La società calcistica, nata nel 1956 per volere di don Bonetto, è guidata da quattro da un ex giocatore che ha saputo unire amore per la maglia e passione per lo sport.

di Cristiano Cravero

pag-21-aldo-buratto-con-didaSan Francesco – Una delle società dal passato glorioso del territorio Canavesano è senza ombra di dubbio l’Ardor San Francesco, società nata nel 1956 nei campi di calcio di borgata Madonna per volere dell’allora parroco don Bonetto. Molti anni sono passati da quel giorno e oggi uno dei giocatori di quella gloriosa squadra è divenuto presidente: Aldo Buratto.

Buratto Come è nata la sua passione per il calcio? Fin da bambino, quando adolescente iniziai a frequentare gli oratori di Ciriè. Allora ero un discreto portiere e da lì a poco iniziai a giocare in molte squadre del canavese. Nel 1964 inizia il mio rapporto calcistico con l’Ardor: è un matrimonio calcistico che dura per ben sette stagioni fino al 1971. Cercai nuovi stimoli in altre formazioni e campionati, ma come si dice l’amore per una squadra non finisce mai , per cui restai in ottimi rapporti con la dirigenza di allora e in particolare con don Bonetto che considero ancor oggi il papà di tutta l’Ardor e di molti di noi che cresciuti siamo entrati nei ranghi societari. Il mio arrivo in dirigenza inizia con l’allora Presidente Papandrea. Poi quattro anni orsono mi è stato proposto di fare il Presidente e ho accetta di tutto punto perché considero l’Ardor come una parte fondamentale della mia vita.

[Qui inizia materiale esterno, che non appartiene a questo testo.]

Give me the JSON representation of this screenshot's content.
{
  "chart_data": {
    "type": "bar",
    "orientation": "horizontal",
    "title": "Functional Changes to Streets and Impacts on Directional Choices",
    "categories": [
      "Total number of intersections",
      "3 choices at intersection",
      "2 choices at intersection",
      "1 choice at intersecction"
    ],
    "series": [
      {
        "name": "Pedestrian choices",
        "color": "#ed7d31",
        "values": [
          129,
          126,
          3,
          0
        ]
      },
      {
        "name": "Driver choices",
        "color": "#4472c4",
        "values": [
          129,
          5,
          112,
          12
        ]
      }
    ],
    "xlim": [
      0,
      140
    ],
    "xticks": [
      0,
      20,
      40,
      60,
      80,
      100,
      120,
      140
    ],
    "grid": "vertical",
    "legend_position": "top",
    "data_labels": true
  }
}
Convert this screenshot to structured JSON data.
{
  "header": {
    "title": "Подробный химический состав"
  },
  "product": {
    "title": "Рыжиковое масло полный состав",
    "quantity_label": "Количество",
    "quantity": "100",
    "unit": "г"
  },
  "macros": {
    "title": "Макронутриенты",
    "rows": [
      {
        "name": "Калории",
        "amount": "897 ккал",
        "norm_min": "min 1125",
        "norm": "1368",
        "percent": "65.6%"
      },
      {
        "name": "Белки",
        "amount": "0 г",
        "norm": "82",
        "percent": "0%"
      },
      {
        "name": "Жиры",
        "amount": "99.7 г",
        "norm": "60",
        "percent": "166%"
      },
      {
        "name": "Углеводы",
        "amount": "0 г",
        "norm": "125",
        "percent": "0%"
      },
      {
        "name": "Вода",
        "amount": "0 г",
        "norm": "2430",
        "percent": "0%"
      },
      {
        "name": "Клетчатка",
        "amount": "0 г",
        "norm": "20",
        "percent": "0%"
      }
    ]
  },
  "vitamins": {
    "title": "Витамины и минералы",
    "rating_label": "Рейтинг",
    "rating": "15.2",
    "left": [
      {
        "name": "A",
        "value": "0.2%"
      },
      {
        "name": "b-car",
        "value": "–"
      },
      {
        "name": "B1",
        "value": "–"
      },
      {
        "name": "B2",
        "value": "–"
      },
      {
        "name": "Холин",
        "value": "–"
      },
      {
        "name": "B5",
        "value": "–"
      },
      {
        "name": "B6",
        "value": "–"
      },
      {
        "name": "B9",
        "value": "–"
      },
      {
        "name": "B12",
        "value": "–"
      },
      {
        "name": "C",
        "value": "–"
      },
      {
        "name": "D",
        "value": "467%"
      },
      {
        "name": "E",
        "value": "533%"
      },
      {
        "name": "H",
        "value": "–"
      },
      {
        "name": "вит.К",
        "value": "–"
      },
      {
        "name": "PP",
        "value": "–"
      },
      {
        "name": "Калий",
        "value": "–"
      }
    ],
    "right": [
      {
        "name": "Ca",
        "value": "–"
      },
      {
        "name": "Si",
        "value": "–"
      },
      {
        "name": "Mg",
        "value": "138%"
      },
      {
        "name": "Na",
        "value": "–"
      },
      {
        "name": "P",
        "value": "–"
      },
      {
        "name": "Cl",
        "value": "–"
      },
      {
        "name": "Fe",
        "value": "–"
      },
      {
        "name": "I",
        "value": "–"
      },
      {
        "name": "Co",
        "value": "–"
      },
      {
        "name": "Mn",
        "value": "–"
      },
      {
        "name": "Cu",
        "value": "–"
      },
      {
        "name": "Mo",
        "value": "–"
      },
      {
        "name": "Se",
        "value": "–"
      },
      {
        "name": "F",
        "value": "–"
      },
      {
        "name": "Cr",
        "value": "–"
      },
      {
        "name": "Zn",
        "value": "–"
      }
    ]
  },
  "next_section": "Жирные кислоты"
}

Quanto conta la scuola calcio per la vostra realtà? Moltissimo perché ci permette di portare avanti un lavoro con ragazzi che dall’età di 6 anni iniziano ad avvicinarsi al mondo del pallone, ma sempre con lo spirito di divertimento che deve contraddistinguere le loro categorie. Poi salendo di rango lo spirito agonistico diventa più forte, ma deve comunque restare dentro i terreni di gioco. La nostra realtà conta circa una quarantina tra dirigenti tecnici ed accompagnatori, ma una cosa ci tengo a precisare: nessuno di noi riceve un euro di compenso, tutto è fatto per il piacere di fare sport.

Quali sono le aspettative per la stagione in corso? Tentare la salita in Prima Categoria. Abbiamo iniziato bene perché in questa stagione i risultati non mancano e siamo ben piazzati in campionato. Sappiamo che non sarà facile, ma l’amalgama della formazione è buona e speriamo in una promozione. In tutta franchezza oltre la Prima Categoria per la realtà come la nostra sarebbe un dispendio economico che non riusciremmo a sopportare.

C’è in particolar modo qualcuno a cui vuole dire un grande grazie? Si sicuramente a don Bonetto il nostro ispiratore, ma in particolar modo a tutti i miei collaboratori, ai dirigenti e accompagnatori perché senza di loro la nostra realtà calcistica non avrebbe senso.